2 - Por cada programa são indicados os custos para cada um dos anos de
vigência da lei de programação militar, determinados a preços
do ano da respectiva aprovação.
3 - Por cada programa são ainda referenciados os custos inerentes aos
investimentos induzidos relativos à modernização do equipamento
e armamento, bem como o ano do respectivo ciclo de vida em que deverão
ocorrer.
4 - Na apresentação dos subprogramas devem ser indicadas detalhadamente
as previsões de acréscimo ou diminuição de custos
anuais de funcionamento normal decorrentes da execução dos programas
e com efeitos nos respectivos orçamentos.

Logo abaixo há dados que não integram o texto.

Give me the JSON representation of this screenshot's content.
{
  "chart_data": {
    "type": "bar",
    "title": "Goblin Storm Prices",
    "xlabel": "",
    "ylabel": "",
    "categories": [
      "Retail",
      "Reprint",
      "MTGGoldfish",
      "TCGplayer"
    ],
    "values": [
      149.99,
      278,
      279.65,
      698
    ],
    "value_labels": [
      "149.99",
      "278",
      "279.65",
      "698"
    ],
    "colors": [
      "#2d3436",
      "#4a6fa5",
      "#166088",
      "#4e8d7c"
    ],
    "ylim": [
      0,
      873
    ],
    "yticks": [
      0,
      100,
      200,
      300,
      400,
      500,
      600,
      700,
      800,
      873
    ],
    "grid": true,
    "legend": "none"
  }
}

5 - O Governo apresenta à Assembleia da República, juntamente
com as propostas de lei de programação militar ou suas revisões,
o respectivo plano de financiamento e informa anualmente aquela Assembleia sobre
a execução de todos os programas constantes da lei de programação
militar.
Artigo 7.º
Normas supletivas
Aos programas inscritos na lei de programação militar aplicam-se as regras orçamentais dos programas plurianuais em tudo o que não contrarie a presente lei.
Artigo 8.º
Norma transitória
A primeira revisão da lei de programação militar deverá ocorrer no ano 2000, devendo produzir os seus efeitos a partir do ano 2001.
Artigo 9.º
Norma revogatória
É revogada a Lei n.º 1/85, de 23 de Janeiro.
Aprovada em 30 de Junho
de 1998.
O Presidente da Assembleia da República, António de Almeida Santos.
Promulgada em 20 de Julho de 1998.
Publique-se.
O Presidente da República, JORGE SAMPAIO.
Referendada em 27 de Julho de 1998.
Pelo Primeiro-Ministro, José Veiga Simão, Ministro da Defesa Nacional.